Можно привести как пример творческой удачи, обусловленной точным соблюдением принципа однородности литературного материала, двухсерийный телевизионный "Бумбараш" Н. Рашеева и А. Народицкого. Сценарист Е. Митько находчиво и остроумно сплавил в единое целое незаконченную раннюю повесть А, Гайдара "Бумбараш" с мотивами рассказов и повестей писателя, написанных в то же время, единых по авторскому мироощущению. В этом, естественно, была лишь предпосылка удачи - для того, чтобы фильм состоялся, нужна была еще' и творческая смелость авторов, умение понимать и чувствовать гайдаровскую героику и юмор, революционный пафос и трагизм, небоязнь говорить на равных с писателем. Кинематографисты подошли к литературному материалу не как иллюстраторы-экранизаторы, а как авторы. Это и привело их к успеху.

Но единственный ли это путь? Может быть, и литературно неоднородный материал способен сложиться в цельный, единый по мысли авторский замысел? Это доказал Михаил Швейцер своей "Каруселью", сделанной для телевидения: он намеренно соединил Чехова и Чехонте. "Карусель" - фильм односерийный, но режиссер построил его по циклическому, серийному принципу: на экране - цепь свободно скомпонованных, сюжетно не связанных рассказов, сцен, зарисовок, .шуток, объединенных по принципу калейдоскопа вихрем вращающейся карусели.
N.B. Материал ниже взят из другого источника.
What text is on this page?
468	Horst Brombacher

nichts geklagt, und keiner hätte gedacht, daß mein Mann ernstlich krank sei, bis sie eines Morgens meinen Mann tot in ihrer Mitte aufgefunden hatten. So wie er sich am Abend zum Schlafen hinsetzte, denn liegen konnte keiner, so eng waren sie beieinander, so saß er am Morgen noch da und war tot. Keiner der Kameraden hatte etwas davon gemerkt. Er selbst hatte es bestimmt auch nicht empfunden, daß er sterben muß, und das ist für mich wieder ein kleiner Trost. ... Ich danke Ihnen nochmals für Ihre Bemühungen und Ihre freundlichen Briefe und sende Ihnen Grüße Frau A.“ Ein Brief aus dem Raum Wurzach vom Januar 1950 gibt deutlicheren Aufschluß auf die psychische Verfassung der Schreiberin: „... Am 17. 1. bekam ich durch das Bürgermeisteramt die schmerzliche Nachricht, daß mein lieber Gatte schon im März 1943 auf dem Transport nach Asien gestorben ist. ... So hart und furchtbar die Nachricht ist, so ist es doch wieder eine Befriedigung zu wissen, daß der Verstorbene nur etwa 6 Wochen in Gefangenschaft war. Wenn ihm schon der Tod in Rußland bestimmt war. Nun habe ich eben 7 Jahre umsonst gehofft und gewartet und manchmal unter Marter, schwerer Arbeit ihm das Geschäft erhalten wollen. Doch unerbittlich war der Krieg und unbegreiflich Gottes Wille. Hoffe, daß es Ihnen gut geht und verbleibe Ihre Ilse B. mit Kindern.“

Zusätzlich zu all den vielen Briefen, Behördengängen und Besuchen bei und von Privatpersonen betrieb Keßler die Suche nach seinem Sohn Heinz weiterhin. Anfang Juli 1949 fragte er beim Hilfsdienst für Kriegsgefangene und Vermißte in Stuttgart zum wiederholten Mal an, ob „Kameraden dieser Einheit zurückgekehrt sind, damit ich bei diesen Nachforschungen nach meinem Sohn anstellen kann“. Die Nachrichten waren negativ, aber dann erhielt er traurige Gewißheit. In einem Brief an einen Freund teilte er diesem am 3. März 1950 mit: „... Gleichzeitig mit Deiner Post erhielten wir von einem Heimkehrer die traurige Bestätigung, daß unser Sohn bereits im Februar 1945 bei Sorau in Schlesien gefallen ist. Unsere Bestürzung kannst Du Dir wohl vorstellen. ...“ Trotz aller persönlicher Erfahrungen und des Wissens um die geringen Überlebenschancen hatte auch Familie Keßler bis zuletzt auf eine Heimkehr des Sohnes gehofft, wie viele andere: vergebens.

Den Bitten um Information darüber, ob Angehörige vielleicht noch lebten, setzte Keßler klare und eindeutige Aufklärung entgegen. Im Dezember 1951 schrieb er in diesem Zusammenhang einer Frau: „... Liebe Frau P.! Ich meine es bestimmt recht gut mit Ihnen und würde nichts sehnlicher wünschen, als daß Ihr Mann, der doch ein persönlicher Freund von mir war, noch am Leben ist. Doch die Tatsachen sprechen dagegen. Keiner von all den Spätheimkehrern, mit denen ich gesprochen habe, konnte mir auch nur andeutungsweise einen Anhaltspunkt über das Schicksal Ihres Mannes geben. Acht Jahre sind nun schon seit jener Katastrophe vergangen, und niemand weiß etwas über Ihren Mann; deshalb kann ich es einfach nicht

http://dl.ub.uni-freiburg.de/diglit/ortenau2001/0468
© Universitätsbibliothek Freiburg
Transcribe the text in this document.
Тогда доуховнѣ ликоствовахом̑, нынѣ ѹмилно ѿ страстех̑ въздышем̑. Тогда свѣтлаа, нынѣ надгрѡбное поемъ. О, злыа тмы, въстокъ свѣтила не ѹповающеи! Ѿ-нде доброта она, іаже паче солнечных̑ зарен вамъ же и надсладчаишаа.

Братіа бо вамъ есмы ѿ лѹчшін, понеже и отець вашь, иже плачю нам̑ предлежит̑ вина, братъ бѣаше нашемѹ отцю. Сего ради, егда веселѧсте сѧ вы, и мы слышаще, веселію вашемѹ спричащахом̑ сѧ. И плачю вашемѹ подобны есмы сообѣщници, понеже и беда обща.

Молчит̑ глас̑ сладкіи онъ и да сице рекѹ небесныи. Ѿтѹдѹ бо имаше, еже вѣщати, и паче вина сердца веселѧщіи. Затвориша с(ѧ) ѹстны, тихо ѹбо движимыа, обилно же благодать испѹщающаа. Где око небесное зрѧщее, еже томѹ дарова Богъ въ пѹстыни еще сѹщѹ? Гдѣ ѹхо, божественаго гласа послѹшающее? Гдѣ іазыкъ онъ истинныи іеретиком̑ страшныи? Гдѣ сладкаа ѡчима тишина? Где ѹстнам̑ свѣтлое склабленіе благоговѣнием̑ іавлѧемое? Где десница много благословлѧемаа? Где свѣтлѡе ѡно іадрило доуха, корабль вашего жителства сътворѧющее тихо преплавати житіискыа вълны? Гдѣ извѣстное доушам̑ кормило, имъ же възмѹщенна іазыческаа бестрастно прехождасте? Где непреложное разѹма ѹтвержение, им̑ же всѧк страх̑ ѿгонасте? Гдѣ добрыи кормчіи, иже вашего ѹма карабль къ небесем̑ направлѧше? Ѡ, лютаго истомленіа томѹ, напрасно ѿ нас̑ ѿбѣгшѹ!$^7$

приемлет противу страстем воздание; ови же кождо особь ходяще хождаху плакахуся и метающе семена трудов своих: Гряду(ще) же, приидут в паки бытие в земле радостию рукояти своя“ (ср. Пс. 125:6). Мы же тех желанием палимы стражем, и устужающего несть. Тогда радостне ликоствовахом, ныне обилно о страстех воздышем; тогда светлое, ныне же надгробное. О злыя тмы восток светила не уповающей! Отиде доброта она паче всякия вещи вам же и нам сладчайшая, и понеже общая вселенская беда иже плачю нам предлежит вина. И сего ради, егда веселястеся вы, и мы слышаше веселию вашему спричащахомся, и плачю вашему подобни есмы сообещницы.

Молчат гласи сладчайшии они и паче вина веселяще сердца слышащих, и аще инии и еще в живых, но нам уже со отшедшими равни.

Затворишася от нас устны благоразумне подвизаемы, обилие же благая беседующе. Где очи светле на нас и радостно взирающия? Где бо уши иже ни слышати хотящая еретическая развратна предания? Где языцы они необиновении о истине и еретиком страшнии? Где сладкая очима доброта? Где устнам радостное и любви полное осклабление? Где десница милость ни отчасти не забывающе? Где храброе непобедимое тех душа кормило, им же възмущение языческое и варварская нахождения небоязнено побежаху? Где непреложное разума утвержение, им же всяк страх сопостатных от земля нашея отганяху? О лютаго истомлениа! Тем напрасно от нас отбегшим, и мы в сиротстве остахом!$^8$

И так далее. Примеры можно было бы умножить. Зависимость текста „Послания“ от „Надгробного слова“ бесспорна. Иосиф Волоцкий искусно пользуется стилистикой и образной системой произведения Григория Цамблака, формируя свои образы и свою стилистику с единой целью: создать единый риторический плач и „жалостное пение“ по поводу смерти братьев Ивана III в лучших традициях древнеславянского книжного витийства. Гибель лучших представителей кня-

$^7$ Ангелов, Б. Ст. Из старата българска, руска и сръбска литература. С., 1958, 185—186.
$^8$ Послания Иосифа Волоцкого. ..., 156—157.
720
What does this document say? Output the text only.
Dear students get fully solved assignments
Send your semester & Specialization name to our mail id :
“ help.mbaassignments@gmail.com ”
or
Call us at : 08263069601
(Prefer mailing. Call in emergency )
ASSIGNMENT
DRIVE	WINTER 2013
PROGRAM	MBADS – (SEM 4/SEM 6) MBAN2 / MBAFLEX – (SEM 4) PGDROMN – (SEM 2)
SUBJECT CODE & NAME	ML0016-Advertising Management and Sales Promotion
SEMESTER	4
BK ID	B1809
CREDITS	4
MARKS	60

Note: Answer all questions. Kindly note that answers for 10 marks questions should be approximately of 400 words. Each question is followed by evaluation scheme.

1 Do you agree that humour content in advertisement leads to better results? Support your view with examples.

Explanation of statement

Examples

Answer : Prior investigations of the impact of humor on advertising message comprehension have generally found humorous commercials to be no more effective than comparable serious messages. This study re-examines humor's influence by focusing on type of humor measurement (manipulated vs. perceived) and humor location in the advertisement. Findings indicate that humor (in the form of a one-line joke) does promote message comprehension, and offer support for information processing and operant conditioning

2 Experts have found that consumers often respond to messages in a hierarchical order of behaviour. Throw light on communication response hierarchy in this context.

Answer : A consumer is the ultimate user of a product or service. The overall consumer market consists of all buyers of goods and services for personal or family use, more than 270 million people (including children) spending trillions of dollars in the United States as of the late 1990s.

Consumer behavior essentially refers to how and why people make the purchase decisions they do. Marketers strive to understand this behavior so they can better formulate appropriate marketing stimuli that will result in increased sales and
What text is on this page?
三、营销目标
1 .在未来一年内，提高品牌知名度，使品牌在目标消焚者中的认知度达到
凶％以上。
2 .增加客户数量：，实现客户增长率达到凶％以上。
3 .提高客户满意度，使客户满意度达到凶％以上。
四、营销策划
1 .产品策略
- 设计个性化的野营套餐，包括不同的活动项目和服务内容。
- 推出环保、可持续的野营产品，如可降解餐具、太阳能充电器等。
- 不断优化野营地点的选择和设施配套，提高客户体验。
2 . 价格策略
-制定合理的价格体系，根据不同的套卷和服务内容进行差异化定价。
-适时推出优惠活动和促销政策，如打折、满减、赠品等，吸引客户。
Этот пестрый, перепутанный и перемешанный материал при всей своей кажущейся случайности организован предельно целенаправленно: современный художник прослеживал в нем, как в шутливых юморесках Антона Чехонте вызревал горький и гневный смех позднего Чехова.

"Карусель" Швейцера подсказывает для многосерийных экранизаций новые пути, отличные от уже накатанной колеи "отменно длинных, длинных" романных кинотелеверсий. Ведь можно переносить на экран не только роман, а "Избранное" писателя.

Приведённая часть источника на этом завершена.